The sharp contraction in the Texas oil and gas economy began to ease as 2009 came to an end, but uncertainty persists about the future of the state’s energy industry with the oversupply of domestic natural gas, a petroleum economist said last week.

“We’re beginning to see the proverbial light at the end of the tunnel,” said Karr Ingham, who compiles the Texas Petro Index (TPI), which tracks the state’s energy economy on a month-to-month basis. “Higher crude oil prices have spurred a distinct turnaround in the drilling rig count and a steady uptick in drilling permit activity since a mid-2009 low.”

The TPI, a service of the Texas Alliance of Energy Producers, is a composite index based upon a group of upstream economic indicators. At year-end 2009 the TPI had declined to 188.4, down 34% from a peak of 285.4 achieved in September and October 2008.
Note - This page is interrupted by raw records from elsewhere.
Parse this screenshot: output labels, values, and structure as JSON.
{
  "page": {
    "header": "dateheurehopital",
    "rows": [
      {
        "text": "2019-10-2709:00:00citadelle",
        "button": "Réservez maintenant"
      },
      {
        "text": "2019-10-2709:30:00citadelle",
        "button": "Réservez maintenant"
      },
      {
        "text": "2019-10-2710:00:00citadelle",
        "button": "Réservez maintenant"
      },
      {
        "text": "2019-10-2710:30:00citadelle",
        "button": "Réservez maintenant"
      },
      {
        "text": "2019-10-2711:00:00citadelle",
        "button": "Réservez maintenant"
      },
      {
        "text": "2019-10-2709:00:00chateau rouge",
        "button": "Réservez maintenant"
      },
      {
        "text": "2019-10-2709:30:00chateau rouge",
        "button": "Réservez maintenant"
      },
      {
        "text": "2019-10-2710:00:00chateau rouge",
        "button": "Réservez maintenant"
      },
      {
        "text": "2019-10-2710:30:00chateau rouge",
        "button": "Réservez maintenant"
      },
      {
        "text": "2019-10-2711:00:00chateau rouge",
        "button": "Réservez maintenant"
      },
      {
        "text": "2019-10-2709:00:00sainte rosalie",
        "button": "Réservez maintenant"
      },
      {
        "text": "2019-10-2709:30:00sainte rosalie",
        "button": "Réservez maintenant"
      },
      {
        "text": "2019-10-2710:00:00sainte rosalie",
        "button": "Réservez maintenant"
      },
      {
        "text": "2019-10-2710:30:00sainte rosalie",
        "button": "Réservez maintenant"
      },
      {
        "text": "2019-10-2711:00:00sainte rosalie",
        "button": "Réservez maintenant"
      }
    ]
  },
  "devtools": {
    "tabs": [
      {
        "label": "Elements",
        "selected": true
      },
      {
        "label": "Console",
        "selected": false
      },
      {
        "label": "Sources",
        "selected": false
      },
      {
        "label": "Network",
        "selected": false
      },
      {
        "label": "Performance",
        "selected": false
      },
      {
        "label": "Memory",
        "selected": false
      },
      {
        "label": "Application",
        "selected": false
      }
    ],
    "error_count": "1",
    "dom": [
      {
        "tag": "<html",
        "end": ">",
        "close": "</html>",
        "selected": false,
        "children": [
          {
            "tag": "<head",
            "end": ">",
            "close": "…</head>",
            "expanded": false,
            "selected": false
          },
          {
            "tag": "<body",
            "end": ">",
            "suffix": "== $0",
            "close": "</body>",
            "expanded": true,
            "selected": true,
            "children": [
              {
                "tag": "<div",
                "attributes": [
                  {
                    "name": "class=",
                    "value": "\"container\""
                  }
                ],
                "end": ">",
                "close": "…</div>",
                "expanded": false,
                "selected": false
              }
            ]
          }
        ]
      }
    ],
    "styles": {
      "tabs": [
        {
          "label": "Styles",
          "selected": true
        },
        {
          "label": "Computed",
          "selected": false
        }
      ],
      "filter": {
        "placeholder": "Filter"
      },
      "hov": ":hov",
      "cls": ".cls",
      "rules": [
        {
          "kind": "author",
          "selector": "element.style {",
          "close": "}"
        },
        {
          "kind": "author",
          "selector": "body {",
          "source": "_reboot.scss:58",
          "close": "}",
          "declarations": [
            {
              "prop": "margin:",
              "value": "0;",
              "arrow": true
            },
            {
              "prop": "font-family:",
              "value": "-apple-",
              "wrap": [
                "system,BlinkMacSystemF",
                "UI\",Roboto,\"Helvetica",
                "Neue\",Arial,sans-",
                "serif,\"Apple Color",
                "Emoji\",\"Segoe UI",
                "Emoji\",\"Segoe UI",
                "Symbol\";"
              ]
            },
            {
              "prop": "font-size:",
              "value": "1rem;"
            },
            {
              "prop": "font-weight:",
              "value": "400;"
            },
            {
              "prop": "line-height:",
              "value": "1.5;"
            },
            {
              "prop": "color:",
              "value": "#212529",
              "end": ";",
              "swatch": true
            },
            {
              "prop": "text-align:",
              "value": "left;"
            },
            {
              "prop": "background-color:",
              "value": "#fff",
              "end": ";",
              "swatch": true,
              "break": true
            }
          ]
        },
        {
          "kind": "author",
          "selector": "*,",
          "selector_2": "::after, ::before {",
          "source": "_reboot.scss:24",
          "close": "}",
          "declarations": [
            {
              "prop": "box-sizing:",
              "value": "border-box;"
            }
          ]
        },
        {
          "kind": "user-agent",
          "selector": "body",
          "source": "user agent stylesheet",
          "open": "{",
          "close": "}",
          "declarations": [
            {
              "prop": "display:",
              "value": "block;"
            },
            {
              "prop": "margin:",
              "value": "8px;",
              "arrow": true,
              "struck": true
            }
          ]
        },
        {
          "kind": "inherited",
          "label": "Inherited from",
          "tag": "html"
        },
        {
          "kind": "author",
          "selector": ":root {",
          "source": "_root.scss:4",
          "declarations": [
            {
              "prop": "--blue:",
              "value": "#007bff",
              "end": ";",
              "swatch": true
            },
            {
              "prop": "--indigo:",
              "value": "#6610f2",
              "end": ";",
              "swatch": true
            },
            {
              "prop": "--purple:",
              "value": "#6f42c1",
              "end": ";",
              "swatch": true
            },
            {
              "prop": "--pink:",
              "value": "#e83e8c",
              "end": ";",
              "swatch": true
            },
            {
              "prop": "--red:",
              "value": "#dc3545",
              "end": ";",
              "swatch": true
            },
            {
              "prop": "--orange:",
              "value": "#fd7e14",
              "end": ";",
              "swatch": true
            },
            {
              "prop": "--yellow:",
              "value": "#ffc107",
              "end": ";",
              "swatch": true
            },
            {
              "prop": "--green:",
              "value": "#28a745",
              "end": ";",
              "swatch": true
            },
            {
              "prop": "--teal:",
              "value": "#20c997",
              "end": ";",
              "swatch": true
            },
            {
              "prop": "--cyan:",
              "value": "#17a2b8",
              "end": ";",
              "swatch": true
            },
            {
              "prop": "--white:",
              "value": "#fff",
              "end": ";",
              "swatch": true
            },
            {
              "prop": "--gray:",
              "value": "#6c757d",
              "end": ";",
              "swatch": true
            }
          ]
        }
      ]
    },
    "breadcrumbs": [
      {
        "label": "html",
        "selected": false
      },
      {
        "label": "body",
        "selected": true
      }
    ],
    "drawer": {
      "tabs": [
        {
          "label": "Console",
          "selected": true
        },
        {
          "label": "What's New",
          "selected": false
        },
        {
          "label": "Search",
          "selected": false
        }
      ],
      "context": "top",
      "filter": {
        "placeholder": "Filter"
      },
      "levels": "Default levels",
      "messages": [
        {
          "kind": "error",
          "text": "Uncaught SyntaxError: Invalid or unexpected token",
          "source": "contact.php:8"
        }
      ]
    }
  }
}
“The hope is the resurgence of oil-directed drilling activity will be enough for the economic contraction to continue to ease. But how far a recovery of crude oil prices can take us is an open question, when natural gas accounts for most of the value created by Texas producers,” Ingham said.

According to the TPI 2009 market indicators:

Natural gas prices have improved since mid-year 2009, but in December they still averaged only $4.48/Mcf, which is about 25% below 2008 prices, he noted. Crude oil prices, however, averaged $71.8/bbl in December, compared with $37.69 in December 2008.